Abstract:Deep learning classification models for medical image analysis often perform well on data from scanners that were used during training. However, when these models are applied to data from different vendors, their performance tends to drop substantially. Artifacts that only occur within scans from specific scanners are major causes of this poor generalizability.
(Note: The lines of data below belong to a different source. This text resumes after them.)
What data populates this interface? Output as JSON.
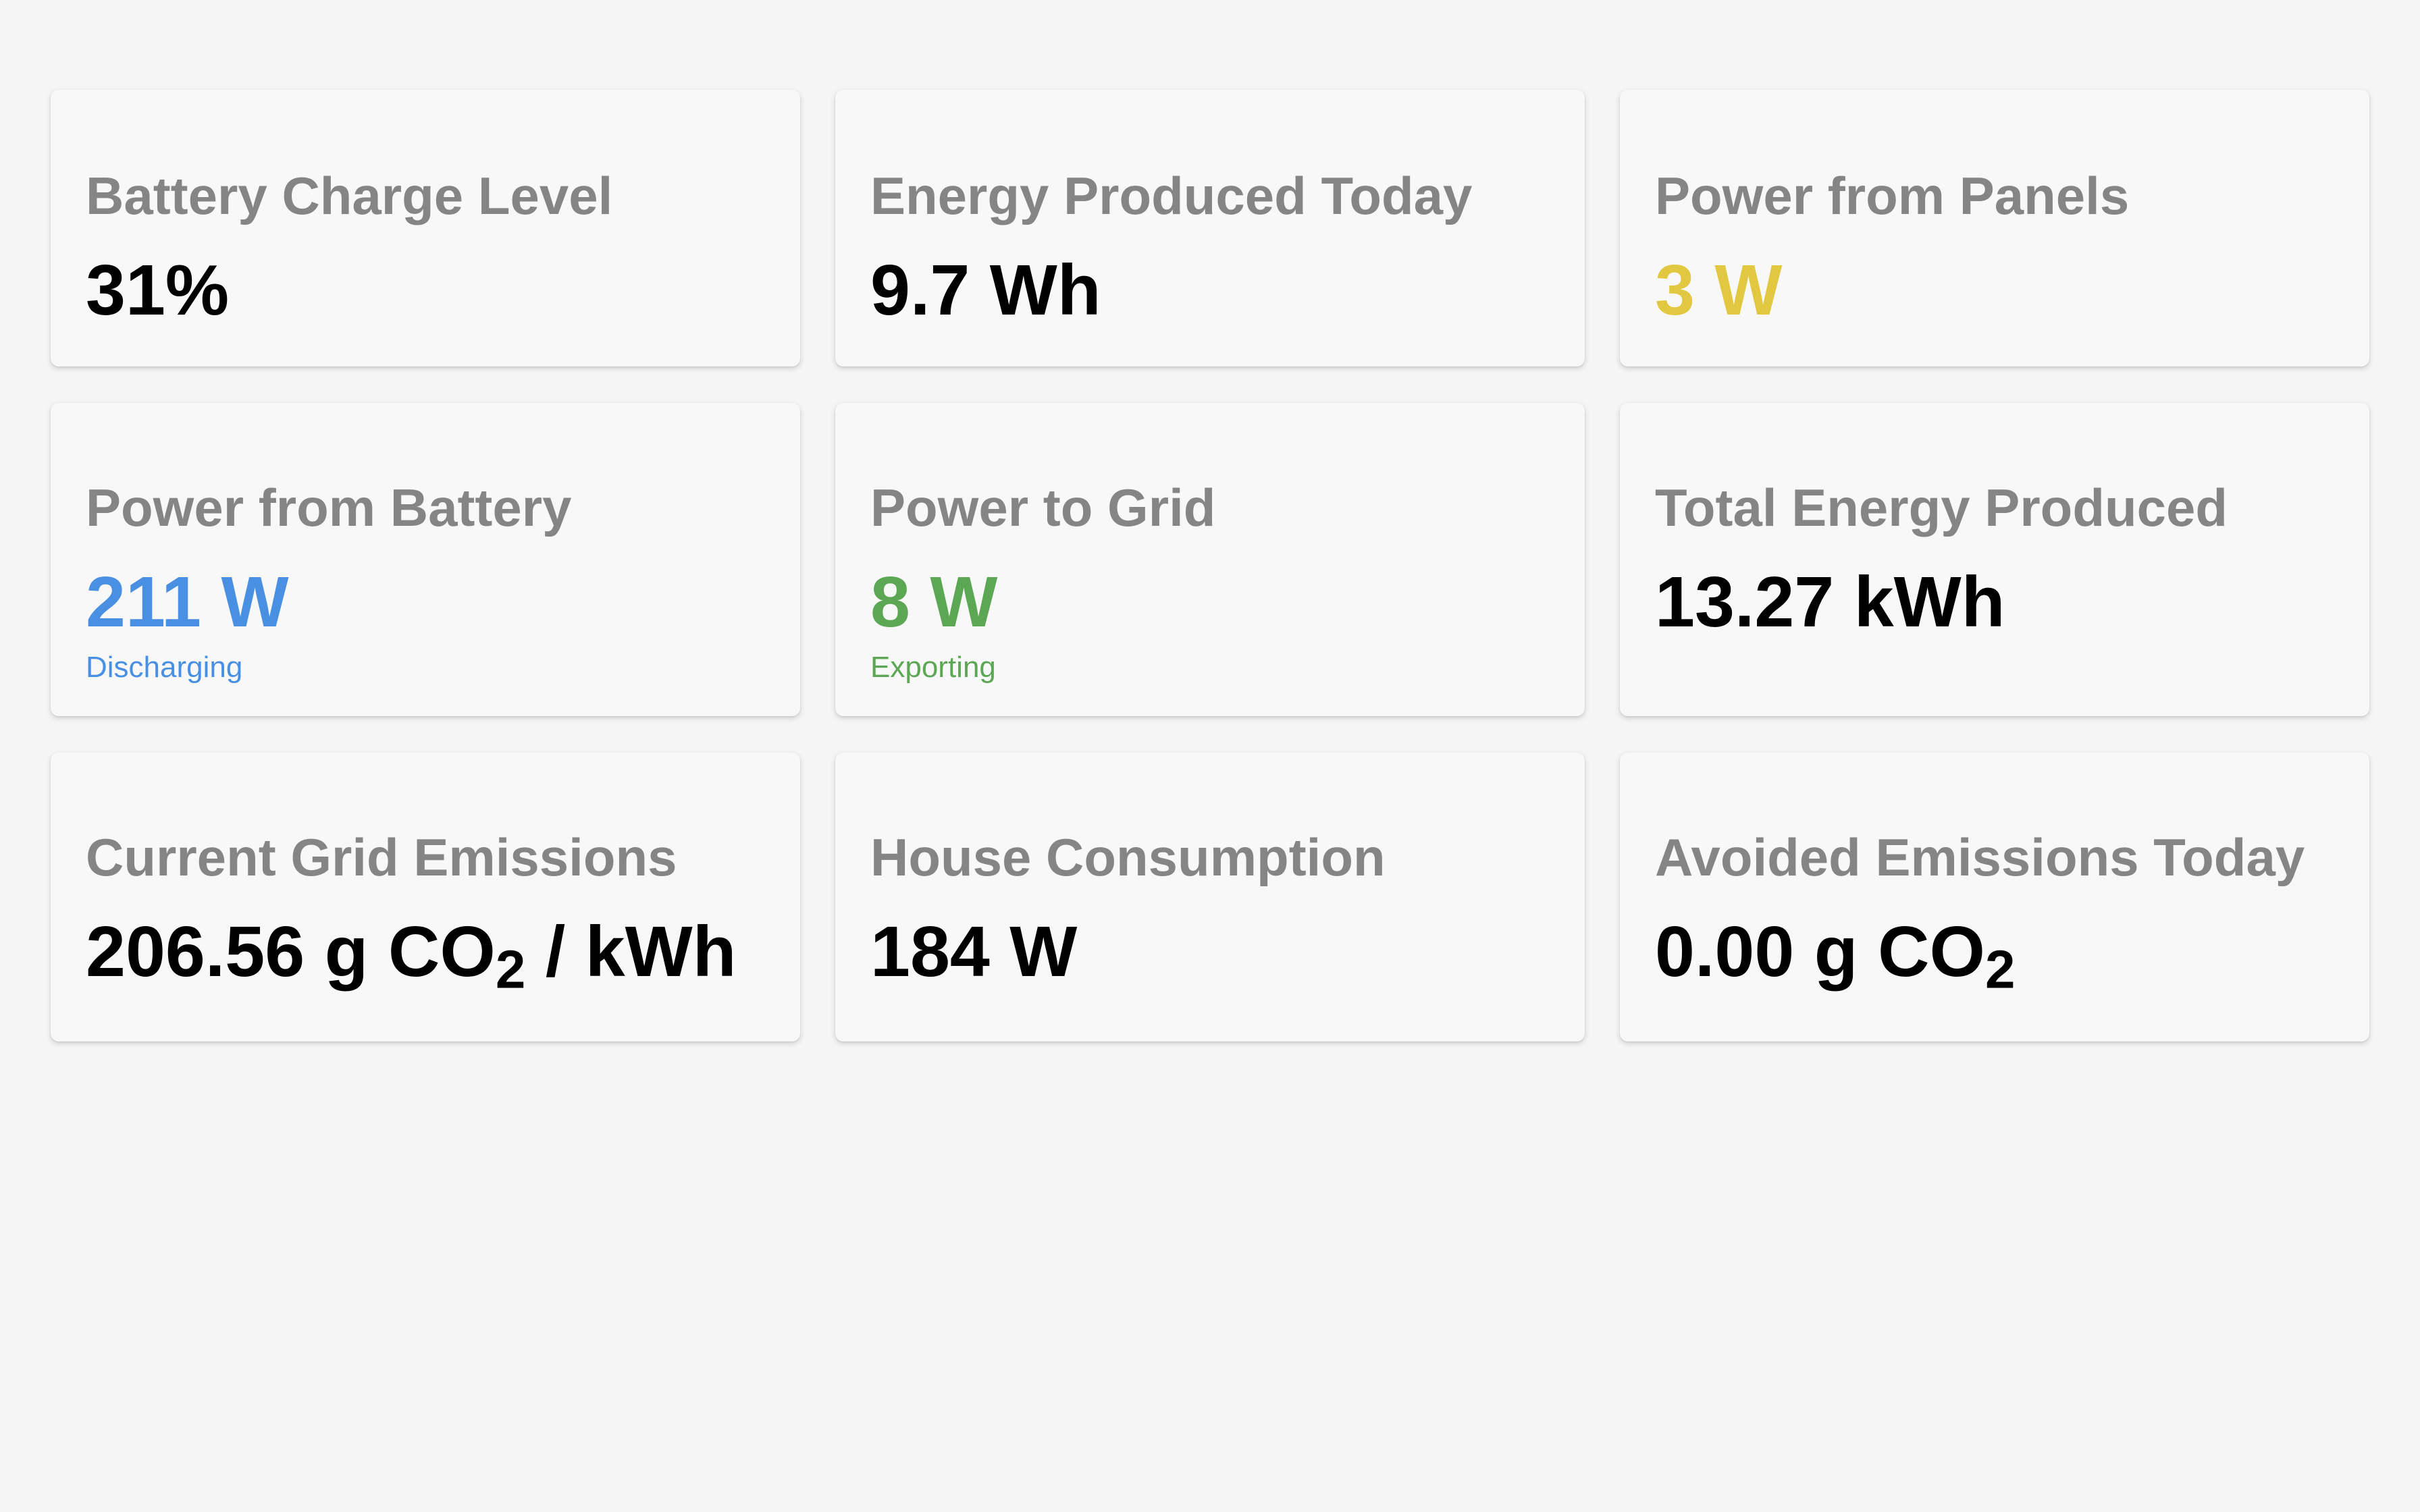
{
  "cards": [
    {
      "label": "Battery Charge Level",
      "value": "31%",
      "color": "#000000"
    },
    {
      "label": "Energy Produced Today",
      "value": "9.7 Wh",
      "color": "#000000"
    },
    {
      "label": "Power from Panels",
      "value": "3 W",
      "color": "#e2c840"
    },
    {
      "label": "Power from Battery",
      "value": "211 W",
      "status": "Discharging",
      "color": "#4a90e2"
    },
    {
      "label": "Power to Grid",
      "value": "8 W",
      "status": "Exporting",
      "color": "#5ca753"
    },
    {
      "label": "Total Energy Produced",
      "value": "13.27 kWh",
      "color": "#000000"
    },
    {
      "label": "Current Grid Emissions",
      "value_main": "206.56 g CO",
      "value_sub": "2",
      "value_tail": " / kWh",
      "color": "#000000"
    },
    {
      "label": "House Consumption",
      "value": "184 W",
      "color": "#000000"
    },
    {
      "label": "Avoided Emissions Today",
      "value_main": "0.00 g CO",
      "value_sub": "2",
      "color": "#000000"
    }
  ]
}
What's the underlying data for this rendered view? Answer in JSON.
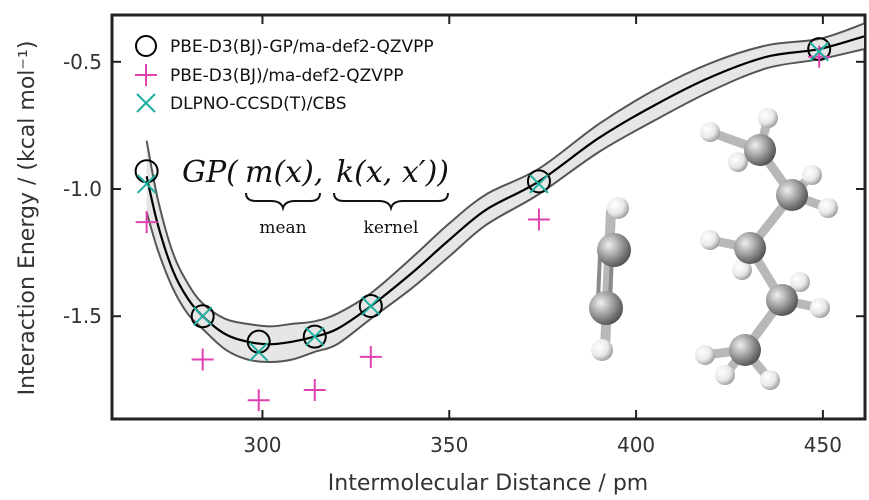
{
  "chart_data": {
    "type": "scatter",
    "xlabel": "Intermolecular Distance / pm",
    "ylabel": "Interaction Energy / (kcal mol⁻¹)",
    "xlim": [
      260,
      461
    ],
    "ylim": [
      -1.9,
      -0.32
    ],
    "xticks": [
      300,
      350,
      400,
      450
    ],
    "yticks": [
      -0.5,
      -1.0,
      -1.5
    ],
    "xtick_labels": [
      "300",
      "350",
      "400",
      "450"
    ],
    "ytick_labels": [
      "-0.5",
      "-1.0",
      "-1.5"
    ],
    "grid": false,
    "legend_position": "top-left",
    "series": [
      {
        "name": "PBE-D3(BJ)-GP/ma-def2-QZVPP",
        "marker": "circle",
        "color": "#000000",
        "x": [
          269,
          284,
          299,
          314,
          329,
          374,
          449
        ],
        "y": [
          -0.93,
          -1.5,
          -1.6,
          -1.58,
          -1.46,
          -0.97,
          -0.45
        ]
      },
      {
        "name": "PBE-D3(BJ)/ma-def2-QZVPP",
        "marker": "plus",
        "color": "#e040b0",
        "x": [
          269,
          284,
          299,
          314,
          329,
          374,
          449
        ],
        "y": [
          -1.13,
          -1.67,
          -1.83,
          -1.79,
          -1.66,
          -1.12,
          -0.48
        ]
      },
      {
        "name": "DLPNO-CCSD(T)/CBS",
        "marker": "x",
        "color": "#20b0a0",
        "x": [
          269,
          284,
          299,
          314,
          329,
          374,
          449
        ],
        "y": [
          -0.98,
          -1.5,
          -1.64,
          -1.58,
          -1.46,
          -0.98,
          -0.46
        ]
      }
    ],
    "gp_mean_curve": {
      "x": [
        269,
        272,
        276,
        280,
        284,
        290,
        296,
        302,
        308,
        314,
        320,
        329,
        340,
        350,
        360,
        374,
        390,
        405,
        420,
        435,
        449,
        461
      ],
      "y": [
        -0.95,
        -1.14,
        -1.32,
        -1.43,
        -1.5,
        -1.57,
        -1.6,
        -1.61,
        -1.6,
        -1.58,
        -1.55,
        -1.46,
        -1.33,
        -1.2,
        -1.08,
        -0.97,
        -0.8,
        -0.67,
        -0.56,
        -0.48,
        -0.45,
        -0.4
      ]
    },
    "gp_band_halfwidth": [
      0.14,
      0.1,
      0.07,
      0.06,
      0.05,
      0.06,
      0.07,
      0.07,
      0.07,
      0.06,
      0.06,
      0.05,
      0.06,
      0.065,
      0.06,
      0.05,
      0.055,
      0.06,
      0.055,
      0.045,
      0.04,
      0.05
    ],
    "band_fill_color": "#e6e6e6",
    "band_edge_color": "#555555",
    "annotation": {
      "prefix": "GP(",
      "m_term": "m(x),",
      "k_term": "k(x, x′))",
      "mean_label": "mean",
      "kernel_label": "kernel"
    }
  }
}
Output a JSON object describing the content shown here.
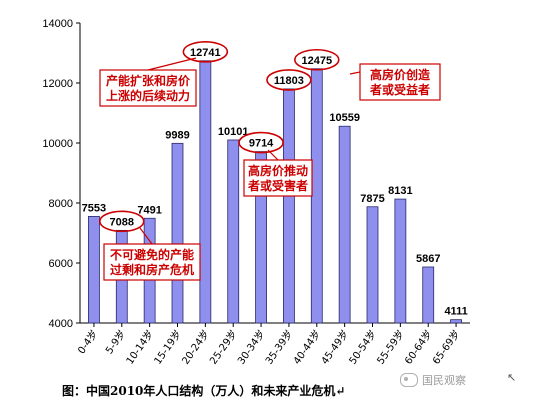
{
  "chart_data": {
    "type": "bar",
    "categories": [
      "0-4岁",
      "5-9岁",
      "10-14岁",
      "15-19岁",
      "20-24岁",
      "25-29岁",
      "30-34岁",
      "35-39岁",
      "40-44岁",
      "45-49岁",
      "50-54岁",
      "55-59岁",
      "60-64岁",
      "65-69岁"
    ],
    "values": [
      7553,
      7088,
      7491,
      9989,
      12741,
      10101,
      9714,
      11803,
      12475,
      10559,
      7875,
      8131,
      5867,
      4111
    ],
    "data_labels": [
      "7553",
      "7088",
      "7491",
      "9989",
      "12741",
      "10101",
      "9714",
      "11803",
      "12475",
      "10559",
      "7875",
      "8131",
      "5867",
      "4111"
    ],
    "ylim": [
      4000,
      14000
    ],
    "yticks": [
      4000,
      6000,
      8000,
      10000,
      12000,
      14000
    ],
    "ytick_labels": [
      "4000",
      "6000",
      "8000",
      "10000",
      "12000",
      "14000"
    ],
    "grid": false,
    "bar_color": "#8f8fee",
    "bar_stroke": "#2a2a6a",
    "highlight_color": "#cc0000",
    "circled_indices": [
      1,
      4,
      6,
      7,
      8
    ],
    "annotations": [
      {
        "lines": [
          "产能扩张和房价",
          "上涨的后续动力"
        ],
        "target": 4
      },
      {
        "lines": [
          "高房价创造",
          "者或受益者"
        ],
        "target": 8
      },
      {
        "lines": [
          "高房价推动",
          "者或受害者"
        ],
        "target": 6
      },
      {
        "lines": [
          "不可避免的产能",
          "过剩和房产危机"
        ],
        "target": 1
      }
    ]
  },
  "caption": "图：中国2010年人口结构（万人）和未来产业危机",
  "caption_mark": "↵",
  "watermark": "国民观察",
  "corner_mark": "↖"
}
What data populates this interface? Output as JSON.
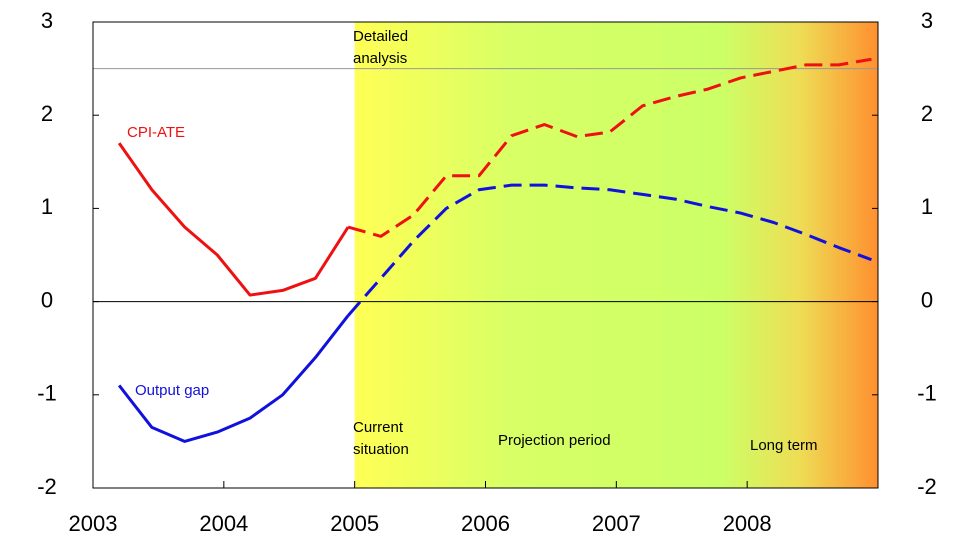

We aimed to improve the reliability of deep learning classification models by proposing Uncertainty-Based Instance eXclusion (UBIX). This technique, based on multiple-instance learning, reduces the effect of corrupted instances on the bag-classification by seamlessly integrating out-of-distribution (OOD) instance detection during inference. Although UBIX is generally applicable to different medical images and diverse classification tasks, we focused on staging of age-related macular degeneration in optical coherence tomography. After being trained using images from one vendor, UBIX showed a reliable behavior, with a slight decrease in performance (a decrease of the quadratic weighted kappa ($\kappa_w$) from 0.861 to 0.708), when applied to images from different vendors containing artifacts; while a state-of-the-art 3D neural network suffered from a significant detriment of performance ($\kappa_w$ from 0.852 to 0.084) on the same test set. We showed that instances with unseen artifacts can be identified with OOD detection and their contribution to the bag-level predictions can be reduced, improving reliability without the need for retraining on new data. This potentially increases the applicability of artificial intelligence models to data from other scanners than the ones for which they were developed.